Thoughts began racing through her head, a cacophony screaming at her to do something.
She needed to run.
She needed to hide.
She needed to fight.
Her body kicked into action, and she stood on her shaky legs, running from the alleyway. The final mental tether between herself and her parents snapped as she fled for her survival, only the backpack she had prepared earlier with her. She couldn’t spend her days simply surviving. She would avenge her parents.
And she knew just where to begin.
The watchers had torn her parents from her, and in return, she would tear their children from them. Whether she was able to kill the God-like beings was questionable, but she could get her revenge.
Her parents weren’t dead for nothing.
Gem was alive and she was angry.
Revenge could tear a person out from the outside, rage leaving a person boiling from within. But it was also explosive and would destroy everything in its path.
Nothing could stop Gem’s anger, and nothing could stop her from killing the watchers.
Gem walked, and walked, the night sky above her. She would wonder in the future whether something, someone, greater then her, greater then the watchers had looked down and hidden her. There were few explanations for the way she managed to hide, even consumed in a fire of grief and anger and loss, a fire no twelve-year-old should have had to face alone.
But either way, she made it underground.
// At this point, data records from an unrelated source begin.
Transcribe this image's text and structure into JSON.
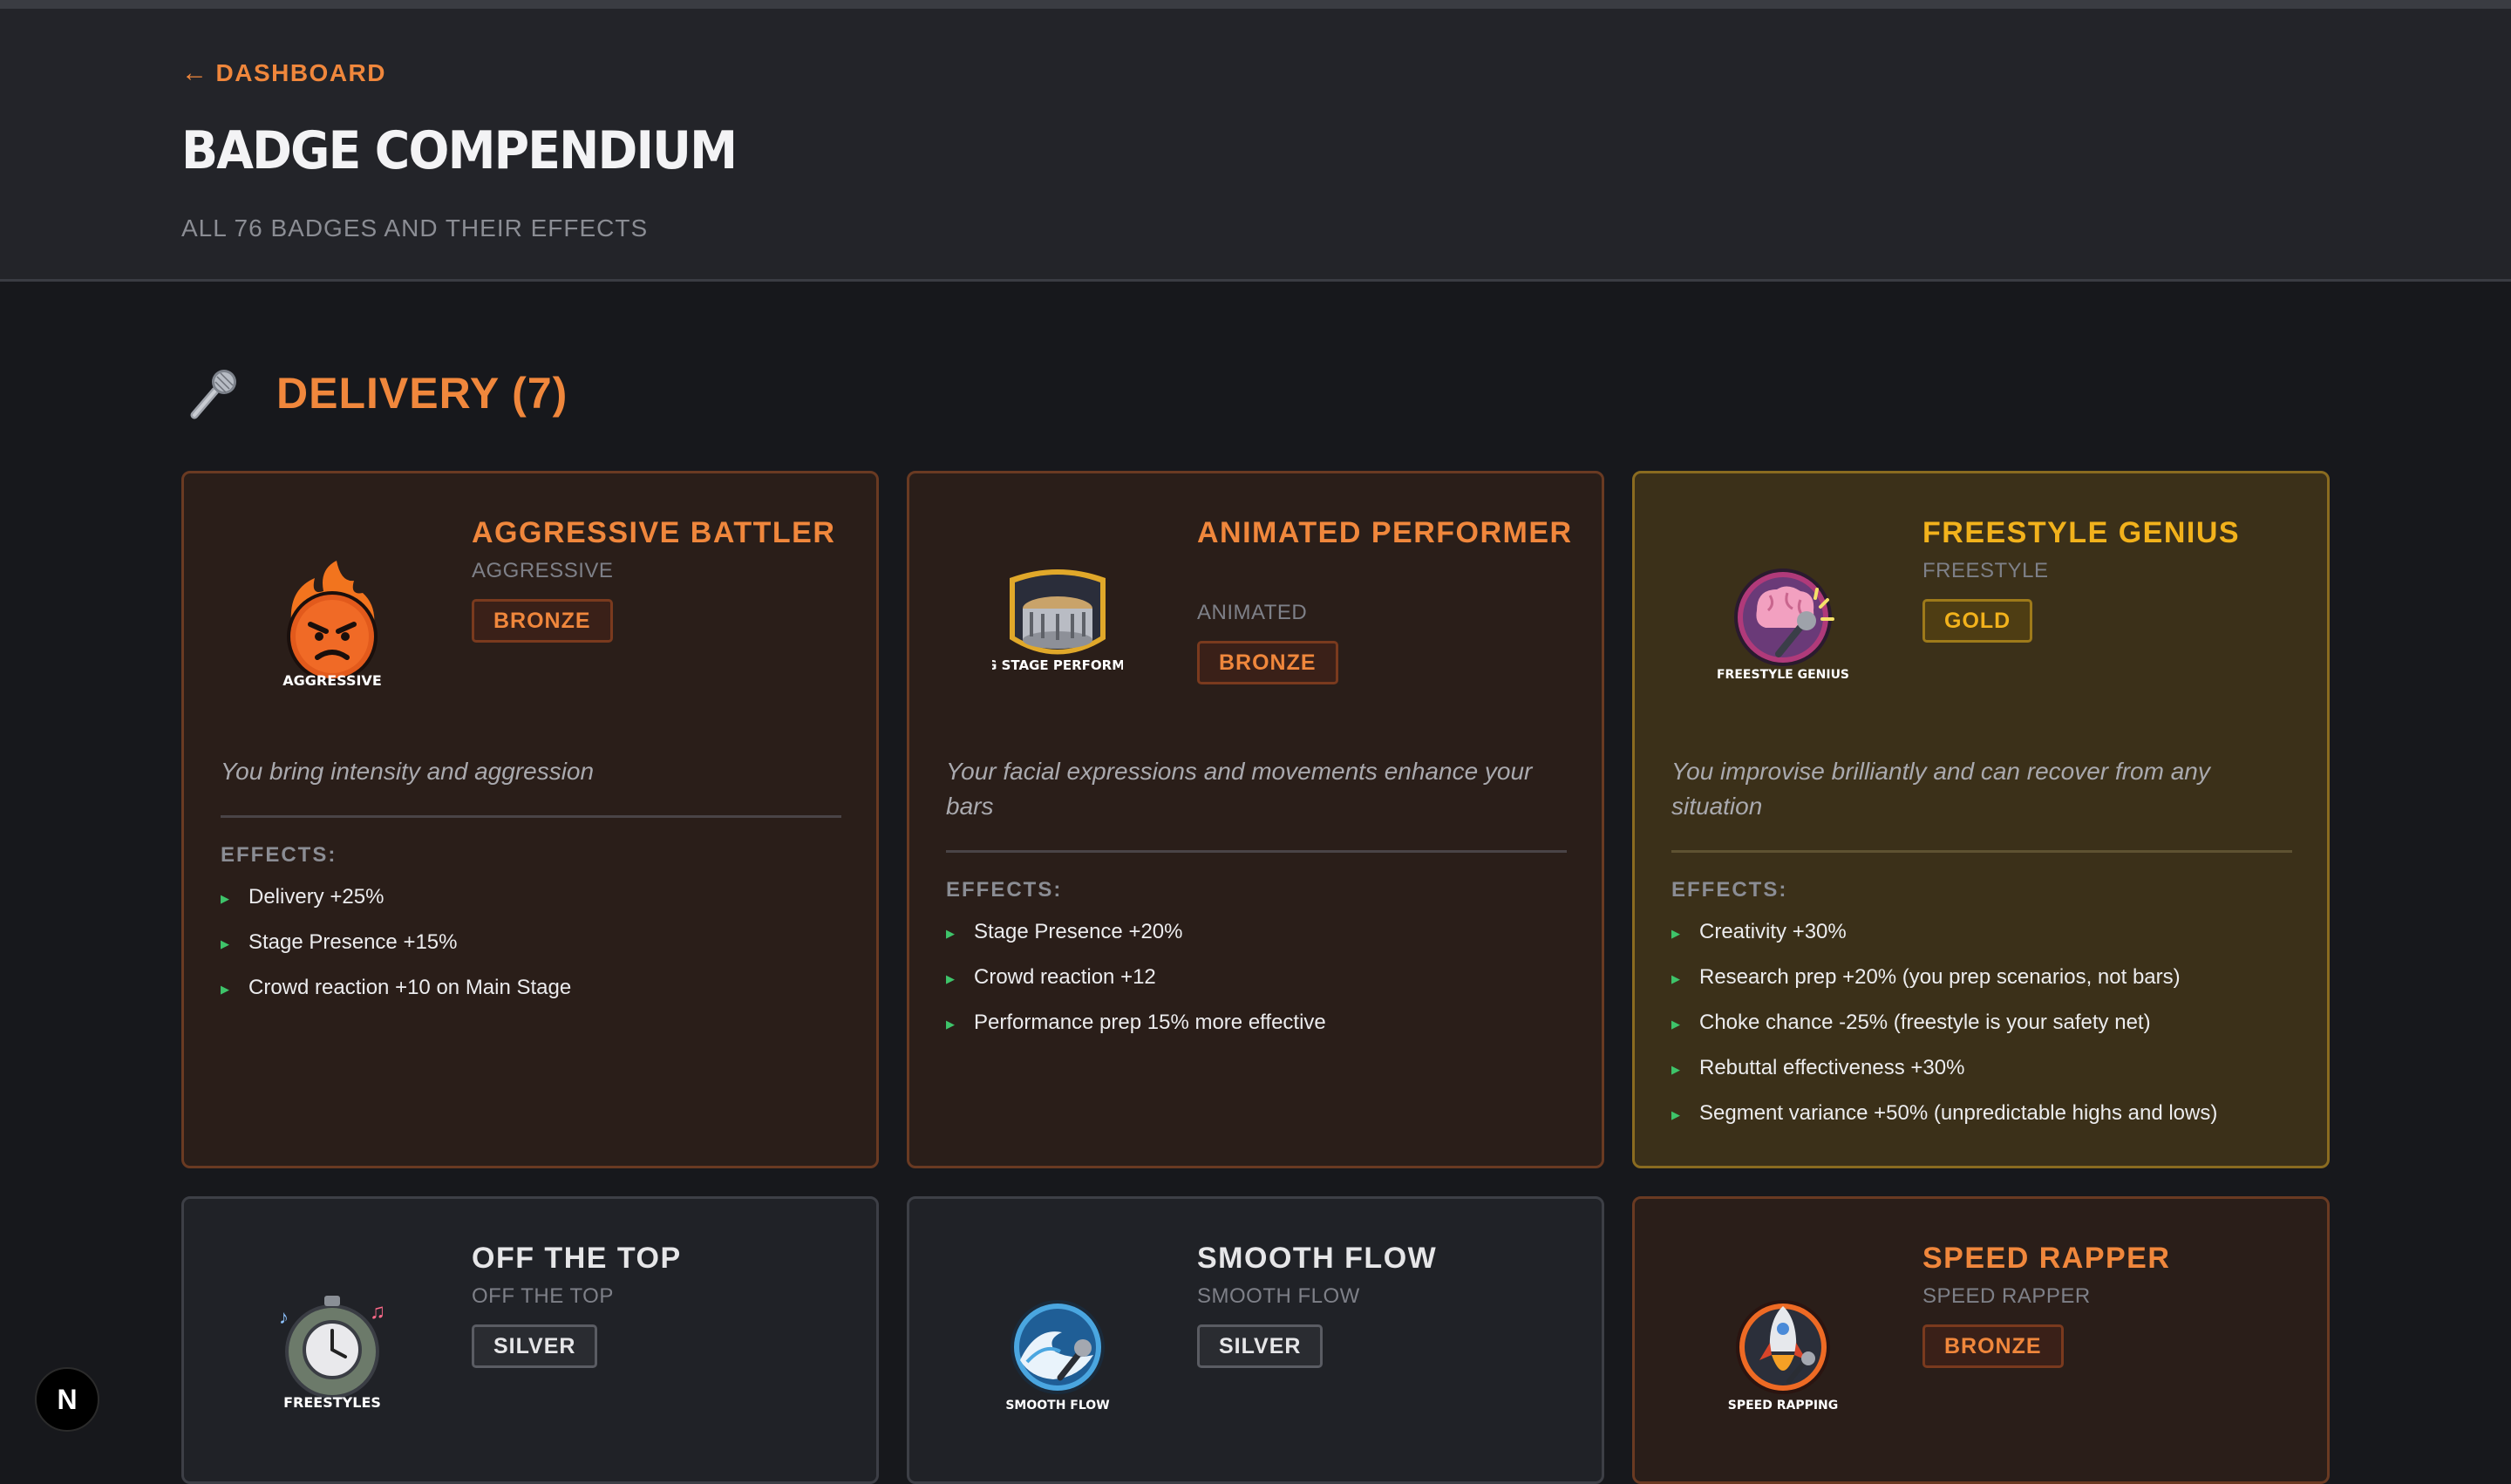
{
  "header": {
    "back_label": "DASHBOARD",
    "title": "BADGE COMPENDIUM",
    "subtitle": "ALL 76 BADGES AND THEIR EFFECTS"
  },
  "section": {
    "icon": "microphone-icon",
    "title": "DELIVERY (7)"
  },
  "badges": [
    {
      "name": "AGGRESSIVE BATTLER",
      "key": "AGGRESSIVE",
      "tier": "BRONZE",
      "icon_caption": "AGGRESSIVE",
      "description": "You bring intensity and aggression",
      "effects_label": "EFFECTS:",
      "effects": [
        "Delivery +25%",
        "Stage Presence +15%",
        "Crowd reaction +10 on Main Stage"
      ]
    },
    {
      "name": "ANIMATED PERFORMER",
      "key": "ANIMATED",
      "tier": "BRONZE",
      "icon_caption": "BIG STAGE PERFORMER",
      "description": "Your facial expressions and movements enhance your bars",
      "effects_label": "EFFECTS:",
      "effects": [
        "Stage Presence +20%",
        "Crowd reaction +12",
        "Performance prep 15% more effective"
      ]
    },
    {
      "name": "FREESTYLE GENIUS",
      "key": "FREESTYLE",
      "tier": "GOLD",
      "icon_caption": "FREESTYLE GENIUS",
      "description": "You improvise brilliantly and can recover from any situation",
      "effects_label": "EFFECTS:",
      "effects": [
        "Creativity +30%",
        "Research prep +20% (you prep scenarios, not bars)",
        "Choke chance -25% (freestyle is your safety net)",
        "Rebuttal effectiveness +30%",
        "Segment variance +50% (unpredictable highs and lows)"
      ]
    },
    {
      "name": "OFF THE TOP",
      "key": "OFF THE TOP",
      "tier": "SILVER",
      "icon_caption": "FREESTYLES"
    },
    {
      "name": "SMOOTH FLOW",
      "key": "SMOOTH FLOW",
      "tier": "SILVER",
      "icon_caption": "SMOOTH FLOW"
    },
    {
      "name": "SPEED RAPPER",
      "key": "SPEED RAPPER",
      "tier": "BRONZE",
      "icon_caption": "SPEED RAPPING"
    }
  ],
  "dev_badge_letter": "N"
}
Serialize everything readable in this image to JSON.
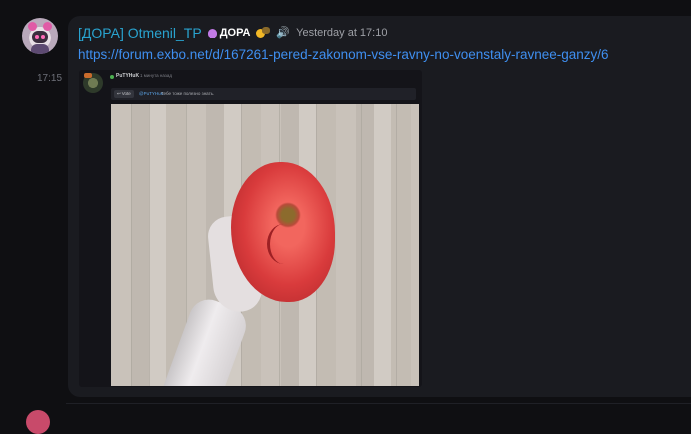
{
  "message": {
    "username": "[ДОРА] Otmenil_TP",
    "role_tag": "ДОРА",
    "timestamp": "Yesterday at 17:10",
    "side_time": "17:15",
    "link": "https://forum.exbo.net/d/167261-pered-zakonom-vse-ravny-no-voenstaly-ravnee-ganzy/6",
    "icons": {
      "role": "mushroom-icon",
      "badge": "paw-badge-icon",
      "speaker": "speaker-icon"
    }
  },
  "embed": {
    "author": "PuTYHuK",
    "ago": "1 минута назад",
    "quote_button": "Vote",
    "quote_user": "@PuTYHuK",
    "quote_text": "Тебе тоже полезно знать."
  },
  "colors": {
    "username": "#29a3cf",
    "link": "#3f8ff0",
    "background": "#0f0f12",
    "message_bg": "#1a1b20"
  }
}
She his in the darkest corner of the southern city, sheltered by the hundreds of other tortured souls around her. She couldn’t sleep in the night, the darkness of the day lingering over her like a storm cloud. The cobblestone was rough underneath her, and she felt so exposed alone in the alleyway.
Eventually, the sun was reborn over the horizon once again, and trickles of light scattered the alley she had chosen to take refuge in. Gem stood, with the few belongings her parents had forced her to carry. She walked away from her temporary bed, the rough surface that had scratched her as the moon made her journey through the sky. Gem walked towards the centre of the city, out of the path of the building that had blocked the sun as it rose over the earth.
Gem stepped into the light and life began again.
Nothing was the same in the city that watched over her, and yet nothing had changed.